Elaine kendisine ne olduğunu anlamıyordu. Cedric'in söylemesi gerekiyordu evet, ama bunun içim kavga etmeye de gerek yoktu. Cho'dan nefret etmeye başlamıştı. Cedric'i kıskanıyordu. İlk başlarda bunu çok yakın arkadaş olmalarına bağlamıştı. Ama durum ciddi görünüyordu. Elaine düşünceleri içerisinde kaybolurken yanına Astrid geldi.
- El iyi misin? Rengim atmış, dedi Astrid arkadaşının yanına gelerek. Elaine, Astrid'in gelmesine sevinmişti. Şuanda ona ihtiyacı vardı çünkü.
- Riri bana ne oluyor bilmiyorum. Cedric'i ilişkisini hemen söylemedi diye azarladım. Chang'den nefret etmeye başladım. İçimdeki Martin Wilson dışarı çıkmak istiyor. Ben hissetmemem gereken şeyler hissediyorum, dedi Elaine gözlerinden birkaç tane gözyaşı akarken. Astrid, olayın ne olduğunu hemen çözmüştü. Ama hemen konuşmak yerine Elaine'e sarılmayı tercih etti. Ayrıldıktan sonra da konuşmaya başladı.

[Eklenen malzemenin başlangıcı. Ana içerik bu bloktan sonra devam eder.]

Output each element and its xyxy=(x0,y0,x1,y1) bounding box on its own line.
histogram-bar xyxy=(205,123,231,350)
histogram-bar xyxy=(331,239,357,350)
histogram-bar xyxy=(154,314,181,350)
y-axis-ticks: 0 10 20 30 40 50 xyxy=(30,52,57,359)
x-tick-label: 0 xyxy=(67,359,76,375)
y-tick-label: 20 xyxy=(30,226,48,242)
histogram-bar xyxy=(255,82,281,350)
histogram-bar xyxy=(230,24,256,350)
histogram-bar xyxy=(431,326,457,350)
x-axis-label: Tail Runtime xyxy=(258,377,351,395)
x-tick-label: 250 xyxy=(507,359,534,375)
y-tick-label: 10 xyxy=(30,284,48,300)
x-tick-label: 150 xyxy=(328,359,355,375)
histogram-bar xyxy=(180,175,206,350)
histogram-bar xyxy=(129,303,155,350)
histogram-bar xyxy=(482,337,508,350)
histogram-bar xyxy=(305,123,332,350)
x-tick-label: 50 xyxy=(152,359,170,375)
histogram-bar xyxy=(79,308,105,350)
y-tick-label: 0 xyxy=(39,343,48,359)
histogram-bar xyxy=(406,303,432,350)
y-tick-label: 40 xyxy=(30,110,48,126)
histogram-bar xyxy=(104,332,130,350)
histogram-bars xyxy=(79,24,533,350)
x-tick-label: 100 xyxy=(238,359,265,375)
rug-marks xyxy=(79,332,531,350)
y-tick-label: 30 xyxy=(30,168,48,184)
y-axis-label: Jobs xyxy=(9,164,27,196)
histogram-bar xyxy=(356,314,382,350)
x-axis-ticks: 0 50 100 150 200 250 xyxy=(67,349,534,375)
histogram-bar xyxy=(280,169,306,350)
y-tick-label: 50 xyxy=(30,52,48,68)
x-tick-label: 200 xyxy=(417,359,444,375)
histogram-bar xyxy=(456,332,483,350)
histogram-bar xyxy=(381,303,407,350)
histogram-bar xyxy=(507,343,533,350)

- Bu duygular bana çok tanıdık geldi biliyor musun? Sana bana olan oluyor. El, sen Cedric'ten hoşlanmaya başlıyorsun. Öyle bakma, ben bu duyguları nerede görsem tanırım. Fred tanınıyor ama her neyse. Ben senin yanındayım, dedi Astrid gülümseyerek. Elaine arkadaşının bu hareketine gülümsedi.
- Ama bu mümkün değil. O benim arkadaşım, ona romantik duygular besleyemem. Hem de bir sevgilisi varken, dedi Elaine. Astrid buruk bir şekilde Elaine'e baktı.
- O zaman unutmanı sağlarız. Üstesinden geliriz El. Sen annene de danışabilirsin. Sözleri seni rahatlatabilir, dedi Astrid. Annesi aşkı yaşayamamıştı. Ama hep aşık olmak isterdi. Elaine'e de hep "Aşık olmakta sakınca yok güzel kızım, sadece gerçek mi anlaman lazım. Bu çok önemli." derdi. Elaine ve Astrid biraz daha sohbet ettiler. Elaine, Cedric'e aşık olmamayı diledi. Bu hem arkadaşlıklarına hem de kendisine zarar verirdi. Ama olan olmuştu bir kere. Hislerini saklamaya çalışmak istemiyordu, buna mecbur kalacaktı.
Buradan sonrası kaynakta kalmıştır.